Chef Michael Bilger

Executive Chef of Kukio Beach Clubhouse and Kukio Golf Clubhouse

Kukio on the Big Island of Hawaii is an area befit for royalty. Nestled on the dormant Hualalai volcano, Kukio’s scenic natural views, white-shored beaches and abundant ahupuaa sustainable system of life made it throughout history a much-revered destination for Hawaii’s chiefs.

In the modern age, Kukio plays host to a different kind of elite. As a private Tom Fazio golf club and ultra-exclusive residential community, Kukio now sees its share of the world’s top celebrities, athletes and entrepreneurs walking through the doors of its indescribably luxurious homes and cottages.

Amid an estate of such pedigree, a humble chef creates a haven of hands-on cooking. Michael Bilger, executive chef of the Kukio Beach Clubhouse and the Kukio Golf Clubhouse, brings a touch of heart, soul and home to the Kukio’s discerning diners.
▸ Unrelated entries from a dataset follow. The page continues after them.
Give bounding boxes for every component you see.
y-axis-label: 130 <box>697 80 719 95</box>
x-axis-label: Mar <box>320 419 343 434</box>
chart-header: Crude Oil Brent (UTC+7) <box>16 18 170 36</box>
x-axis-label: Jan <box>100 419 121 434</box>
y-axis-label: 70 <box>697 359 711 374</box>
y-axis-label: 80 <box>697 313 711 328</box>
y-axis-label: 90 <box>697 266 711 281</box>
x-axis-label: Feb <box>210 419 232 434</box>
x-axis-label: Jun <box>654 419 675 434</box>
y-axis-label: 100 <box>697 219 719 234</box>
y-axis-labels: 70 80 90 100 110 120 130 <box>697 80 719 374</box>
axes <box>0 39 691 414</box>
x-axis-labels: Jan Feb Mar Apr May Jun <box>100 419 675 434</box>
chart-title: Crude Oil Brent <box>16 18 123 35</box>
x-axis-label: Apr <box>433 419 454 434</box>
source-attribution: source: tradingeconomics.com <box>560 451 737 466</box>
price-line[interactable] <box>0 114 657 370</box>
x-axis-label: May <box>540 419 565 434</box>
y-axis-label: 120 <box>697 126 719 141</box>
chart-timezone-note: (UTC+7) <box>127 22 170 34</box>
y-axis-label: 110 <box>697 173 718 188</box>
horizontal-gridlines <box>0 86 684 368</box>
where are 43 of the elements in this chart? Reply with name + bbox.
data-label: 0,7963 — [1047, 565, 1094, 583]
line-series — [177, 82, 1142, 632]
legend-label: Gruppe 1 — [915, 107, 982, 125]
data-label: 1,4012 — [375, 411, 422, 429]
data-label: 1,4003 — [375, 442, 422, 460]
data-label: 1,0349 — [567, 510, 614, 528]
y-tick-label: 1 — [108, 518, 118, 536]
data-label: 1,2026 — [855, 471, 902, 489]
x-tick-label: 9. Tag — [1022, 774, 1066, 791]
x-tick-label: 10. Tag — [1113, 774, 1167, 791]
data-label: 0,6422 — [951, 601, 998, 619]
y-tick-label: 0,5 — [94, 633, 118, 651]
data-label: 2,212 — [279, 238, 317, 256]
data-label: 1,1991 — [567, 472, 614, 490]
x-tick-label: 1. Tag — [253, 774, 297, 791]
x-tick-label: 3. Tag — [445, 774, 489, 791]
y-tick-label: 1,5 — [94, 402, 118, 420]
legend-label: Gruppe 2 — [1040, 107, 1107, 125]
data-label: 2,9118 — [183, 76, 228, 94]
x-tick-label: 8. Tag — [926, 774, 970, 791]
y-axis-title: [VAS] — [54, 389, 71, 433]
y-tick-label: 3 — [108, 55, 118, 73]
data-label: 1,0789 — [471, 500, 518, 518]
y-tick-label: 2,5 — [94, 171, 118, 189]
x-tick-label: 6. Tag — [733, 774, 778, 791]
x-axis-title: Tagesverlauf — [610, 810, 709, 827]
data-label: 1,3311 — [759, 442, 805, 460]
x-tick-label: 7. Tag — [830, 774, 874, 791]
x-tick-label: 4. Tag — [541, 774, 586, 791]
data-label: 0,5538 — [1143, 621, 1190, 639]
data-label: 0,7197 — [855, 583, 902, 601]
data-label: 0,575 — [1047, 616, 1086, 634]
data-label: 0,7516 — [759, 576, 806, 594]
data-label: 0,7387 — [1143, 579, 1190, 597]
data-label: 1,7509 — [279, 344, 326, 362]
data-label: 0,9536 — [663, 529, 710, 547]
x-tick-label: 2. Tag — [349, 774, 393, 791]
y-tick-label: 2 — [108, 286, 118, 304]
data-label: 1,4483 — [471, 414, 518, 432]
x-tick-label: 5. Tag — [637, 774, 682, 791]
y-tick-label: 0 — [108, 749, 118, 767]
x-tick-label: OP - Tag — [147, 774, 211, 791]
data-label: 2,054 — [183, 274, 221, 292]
“At Kukio, there’s a nice mix of haute cuisine and modern American cuisine,” Bilger says. “We cover the board.”

Bilger, 37, grew up in California, with most of his childhood spent in the southern part of the state. His culinary background stems from an early love of Italian cooking inspired by his Sicilian grandmother, Angeline. He recalls helping his grandmother make gnocchi from scratch during the holidays, and took to heart her passionate approach and traditional tactics.

“My grandmother was a great home cook,” he says. “She didn’t make a big fuss about it, but she had a passion for it. (But) by modern standards, she wouldn’t be considered a ‘foodie’ – she never had the latest gadgets.”

Once in his 20s, Bilger made the move to Northern California, where he got his first taste of the restaurant industry.

“I spent several years as a server, kicking it around in greasy spoons,” he says. “I didn’t know what I wanted to do with my life.”

Ironically, his home-taught skills in Sicilian cooking ultimately led to his fortuitous start in a professional restaurant kitchen. Chef Carlo Middione of the restaurant Vivande Porta Via, a specialist in Southern Italian cuisine and fellow Sicilian, took note of Bilger’s talent and mentored the budding chef in using simple flavors.

“Carlo is brilliant,” says Bilger, who lists Middione among the chefs he admires.

Also on Bilger’s list of chef idols is another mentor, chef Brian Whitmer. Whitmer, who formerly served as executive chef of Montrio restaurant in Monterey Bay, invited Bilger to create a pasta program for San Francisco eatery, Moose’s. More opportunities followed for Bilger, as he was later called upon by Whitmer to serve as chef de cuisine at The Lodge at Sonoma. Bilger became executive chef there within a year.

“Brian was a mentor to me,” he says. “He taught me what it means to be a chef.”

Having learned to forge his own signature style of fresh artisan ingredients, Bilger went on to help open Wine Garden Food and Wine Bar in 2004. As executive chef, Bilger worked with the Nord family, a Napa Valley clan known for its premium wines and sustainable farming.

It was with the Wine Garden team that Bilger got to experience what he considers the highlight of his career.

“I cooked at the James Beard House for Wine Garden,” he recalls of the 2004 event in New York City. “It was a little before Christmas time, and the house was sold out. It was a total success.”

Success never caused Bilger to rest on his laurels, however. Ever seeking a challenge, he moved to Hawaii in 2005 and found himself at Kukio, where he started off as executive sous chef of the Kukio Beach Clubhouse. He’s since risen through the ranks, and now offers his own fresh, seasonal menus as executive chef of Kukio’s two dining spots.

“My goal is to be hands-on” with food, he says. “I’m more of a chef than an ‘executive chef’ – an executive chef gets into more of the business role. I’m continually training. I can’t not cook!”